3. Embedding New Content#
This guide explains how to embed your own documents into a Maeser-compatible vector store, enabling Retrieval‑Augmented Generation (RAG) over custom knowledge bases.
3.1. Prerequisites#
A Maeser development or user environment set up (see
development_setup.md
).Python 3.10+ virtual environment activated.
Maeser and its dependencies installed (
pip install -e .
ormake setup
).Your documents in plain text format (e.g.,
.txt
, Markdown.md
, or PDF converted to text).
3.2. Prepare Your Text Data#
Collect all source files you want to embed into a single folder (e.g.,
docs/homework
,docs/labs
, etc.).If your files are not plain text (e.g., PDF), convert them first. A simple example using
pdftotext
:pdftotext input.pdf output.txt
Ensure each file’s encoding is UTF‑8 to avoid errors when reading in Python.
3.3. Chunk Your Documents#
Large documents must be split into smaller, semantically meaningful chunks before embedding:
from langchain.text_splitter import RecursiveCharacterTextSplitter
from pathlib import Path
# Configure text splitter
splitter = RecursiveCharacterTextSplitter(
chunk_size=1000,
chunk_overlap=200,
)
# Read all text files and generate chunks
texts = [] # this is where the text chunks will be stored
metadatas = [] # this will keep track of which text chunks belong to which text file
folder = Path("path/to/txts")
for f in folder.glob("*.txt"):
doc = f.read_text(encoding="utf8")
chunks = splitter.split_text(doc)
texts.extend(chunks) # store text chunks in texts
metadatas.extend([{"source": f.name}] * len(chunks)) # store file name in metadatas
Tip: Adjust
chunk_size
andchunk_overlap
based on your document structure. Smaller chunks improve retrieval precision but increase vector store size.

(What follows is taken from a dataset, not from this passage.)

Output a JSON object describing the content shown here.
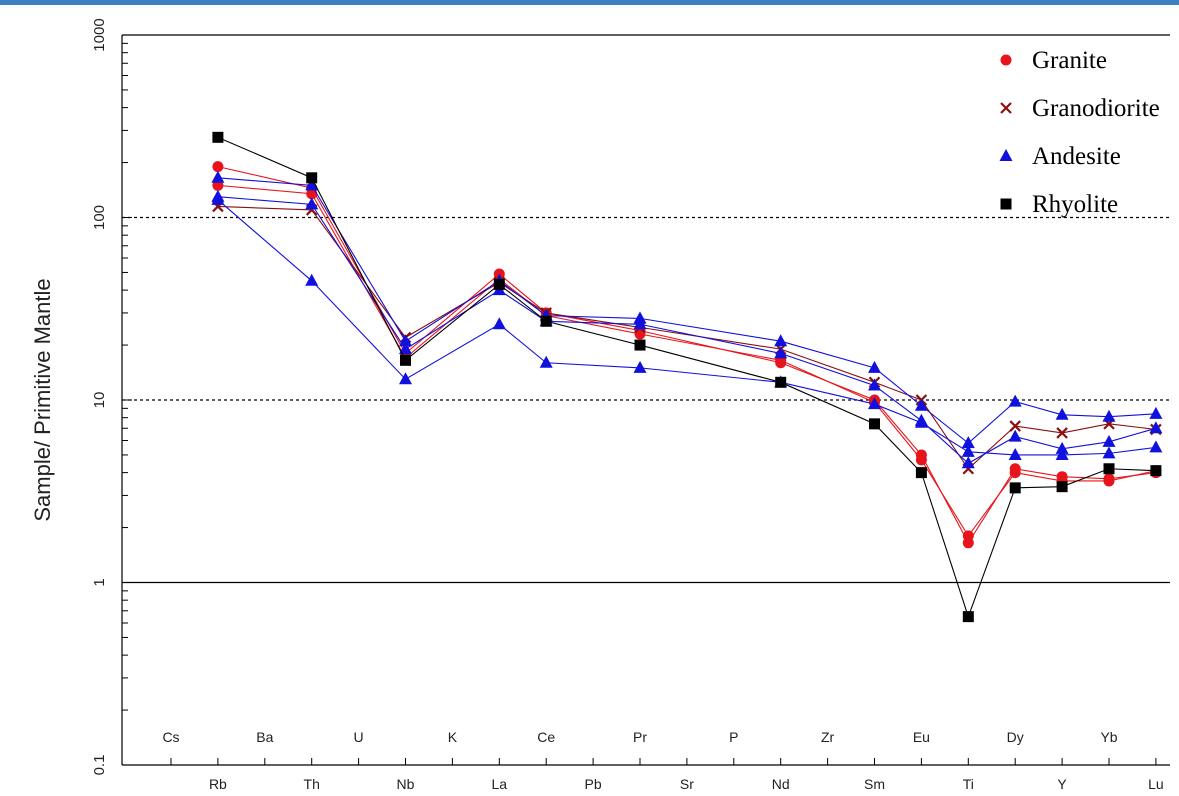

3.4. Create the Vector Store#
Use FAISS (via LangChain) to embed and store your chunks:
from langchain_community.vectorstores import FAISS
from langchain_openai import OpenAIEmbeddings
# Initialize OpenAI embeddings
embeddings = OpenAIEmbeddings()
# Build or load FAISS vector store
vectorstore = FAISS.from_texts(
texts,
embeddings,
metadatas
)
# Persist to disk
vectorstore.save_local("my_vectorstore")
my_vectorstore/
will contain index files you can reuse in Maeser.Metadatas (
source
field) helps trace which document each vector originated from.
Tip: The code above assumes the OPENAI_API_KEY environment variable is defined. If you want to pass your api key into the script without using the environment variable, assign it when initializing your embeddings:
embeddings = OpenAIEmbeddings(api_key=<your_api_key_here>)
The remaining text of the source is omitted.